While even the most enthusiastic technophile would accept that the market for wearable technology is still in its infancy, what is also clear is that, for the moment at least, the clearest use case for consumers and the biggest sales involve devices centered around health and fitness.
According to Canalys, some 7 million fitness and health tracking wearables were sold, not shipped, just in the first three months of 2015 and demand is about to peak following the launch of the Apple Watch.
But as more uses are found for wearables, according to research and consultancy firm Frost & Sullivan, health will continue to be the biggest driver in terms of consumer adoption and innovation.
"Wearable devices will extend beyond fitness tracking to include two-way communication between the user and the healthcare ecosystem," said Frost & Sullivan Information & Communication Technologies Senior Research Analyst Shuba Ramkumar.
Apple, Samsung and Google have made no secret of their desire to help consumers become active participants in their health and well-being -- be it through collecting data for scientific research, providing direct connections with healthcare professionals or monitoring existing conditions.
"Though a number of applications currently address the business-to-consumer market, wearable devices will eventually offer support to healthcare institutions by sharing real-time data collected by the consumer," Ramkumar said.
However, convincing consumers to share that data willingly could prove to be a huge potential stumbling block.

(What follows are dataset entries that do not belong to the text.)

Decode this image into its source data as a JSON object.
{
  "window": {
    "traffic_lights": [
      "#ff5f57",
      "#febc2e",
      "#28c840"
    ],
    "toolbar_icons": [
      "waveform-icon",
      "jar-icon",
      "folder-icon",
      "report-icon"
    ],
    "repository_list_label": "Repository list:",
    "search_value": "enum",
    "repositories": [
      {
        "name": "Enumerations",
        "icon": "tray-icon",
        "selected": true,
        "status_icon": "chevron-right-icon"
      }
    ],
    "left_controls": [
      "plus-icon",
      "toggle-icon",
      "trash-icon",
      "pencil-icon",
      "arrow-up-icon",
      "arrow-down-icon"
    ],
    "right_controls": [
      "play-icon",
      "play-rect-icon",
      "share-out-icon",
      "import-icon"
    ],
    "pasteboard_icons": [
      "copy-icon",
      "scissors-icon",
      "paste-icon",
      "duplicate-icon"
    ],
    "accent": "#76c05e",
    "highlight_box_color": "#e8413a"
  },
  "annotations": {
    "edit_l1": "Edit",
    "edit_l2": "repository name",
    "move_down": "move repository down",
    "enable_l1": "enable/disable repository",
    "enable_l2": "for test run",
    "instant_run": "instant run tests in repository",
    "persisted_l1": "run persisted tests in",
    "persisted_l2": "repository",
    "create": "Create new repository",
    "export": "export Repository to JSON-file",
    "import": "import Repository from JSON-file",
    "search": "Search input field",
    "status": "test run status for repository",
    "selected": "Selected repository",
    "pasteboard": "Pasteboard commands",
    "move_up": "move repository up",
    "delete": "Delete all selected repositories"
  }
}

Research published this week by Parks Associates finds that the greater the amount of data a device collects, the less willing a user would be to share it in return for a health insurance discount.
For example, 42 per cent of pedometer owners would be willing to share data, but that drops to 26 per cent for those who use a sleep quality monitor. What's more, 35 per cent of US broadband homes said that they are "very concerned" about their personal health information remaining confidential.
"Monetary rewards are generally considered among the strongest incentives to generate consumer response, but the majority of connected health consumers are not ready to share their data in exchange for discounts on services or products at this time," said Jennifer Kent, Director, Research Quality & Product Development, Parks Associates, of the findings.